Small pieces, loosely joined” is making its mark in the cloud. Adrian Cockcroft on ZDNet UK:

“Everyone is sitting in the middle of a bunch of supplier and consumer relationships and every team is responsible for knowing what those relationships are and managing them. It’s completely devolved — we don’t have any centralised control…

“[We] got rid of the operations … and just have the developers, so you can’t depend on everybody and you have to assume that all the other developers are writing broken code that isn’t properly deployed. And when you write a REST call to them, you might get nothing back or broken code and you just have to deal with that.

“By making everyone responsible for the robustness of their code, we’ve ended up training a whole building full of developers to build their code very robustly…”

Cockcroft’s statements seem almost obvious to me as a platform guy, but it still amazes me how many complex and fragile interdependencies our industry is building. Sometimes it’s NIH at work, and sometimes there’s a perceived competitive advantage in building proprietary systems.

But I also have to wonder if a more general lack of experience isn’t also at play here. Taking a bet on a platform is hard even when you have all the information and understand why generalization is useful.
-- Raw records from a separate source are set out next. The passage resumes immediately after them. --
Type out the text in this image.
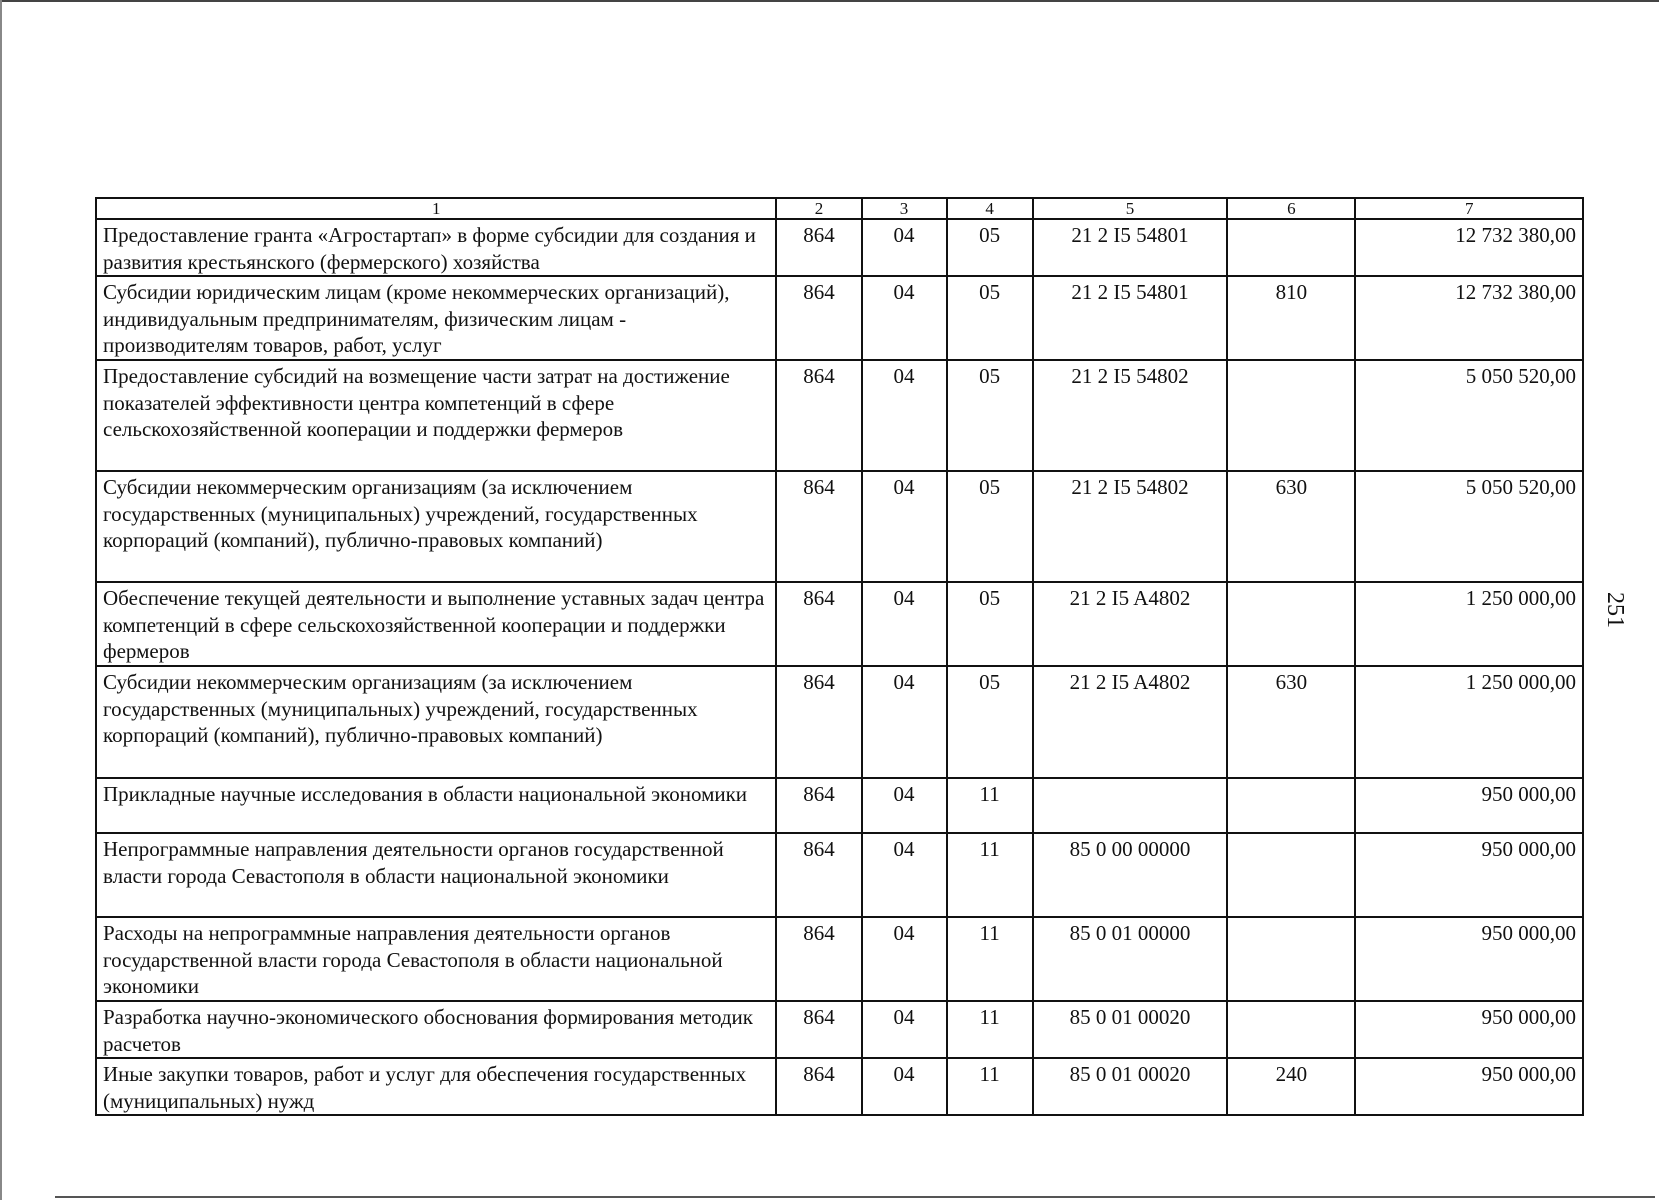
1	2	3	4	5	6	7
Предоставление гранта «Агростартап» в форме субсидии для создания и развития крестьянского (фермерского) хозяйства	864	04	05	21 2 I5 54801		12 732 380,00
Субсидии юридическим лицам (кроме некоммерческих организаций), индивидуальным предпринимателям, физическим лицам - производителям товаров, работ, услуг	864	04	05	21 2 I5 54801	810	12 732 380,00
Предоставление субсидий на возмещение части затрат на достижение показателей эффективности центра компетенций в сфере сельскохозяйственной кооперации и поддержки фермеров	864	04	05	21 2 I5 54802		5 050 520,00
Субсидии некоммерческим организациям (за исключением государственных (муниципальных) учреждений, государственных корпораций (компаний), публично-правовых компаний)	864	04	05	21 2 I5 54802	630	5 050 520,00
Обеспечение текущей деятельности и выполнение уставных задач центра компетенций в сфере сельскохозяйственной кооперации и поддержки фермеров	864	04	05	21 2 I5 A4802		1 250 000,00
Субсидии некоммерческим организациям (за исключением государственных (муниципальных) учреждений, государственных корпораций (компаний), публично-правовых компаний)	864	04	05	21 2 I5 A4802	630	1 250 000,00
Прикладные научные исследования в области национальной экономики	864	04	11			950 000,00
Непрограммные направления деятельности органов государственной власти города Севастополя в области национальной экономики	864	04	11	85 0 00 00000		950 000,00
Расходы на непрограммные направления деятельности органов государственной власти города Севастополя в области национальной экономики	864	04	11	85 0 01 00000		950 000,00
Разработка научно-экономического обоснования формирования методик расчетов	864	04	11	85 0 01 00020		950 000,00
Иные закупки товаров, работ и услуг для обеспечения государственных (муниципальных) нужд	864	04	11	85 0 01 00020	240	950 000,00
251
It’s even harder when a substantial number of decision-makers don’t really understand what a platform actually is.

I heard a story recently about a Director of a small IT department (<100 people), who insisted that his team “had to move to The Cloud as soon as possible”. But it was clear to the person he was talking to, that he didn’t really understand what “The Cloud” was, much less how or why their organization should “move to it”.

I don’t know enough about their needs to say whether it’s the right thing for them or not, but it seems obvious to me that this type of infrastructural change needs to be managed carefully, and with as much information as possible.

The fundamental question that the Director never seemed to ask is, “What is a platform?”, and then “What is a cloud platform, and why might I want one?” — And not, “How fast can we switch to the latest [insert-buzzword-here]?”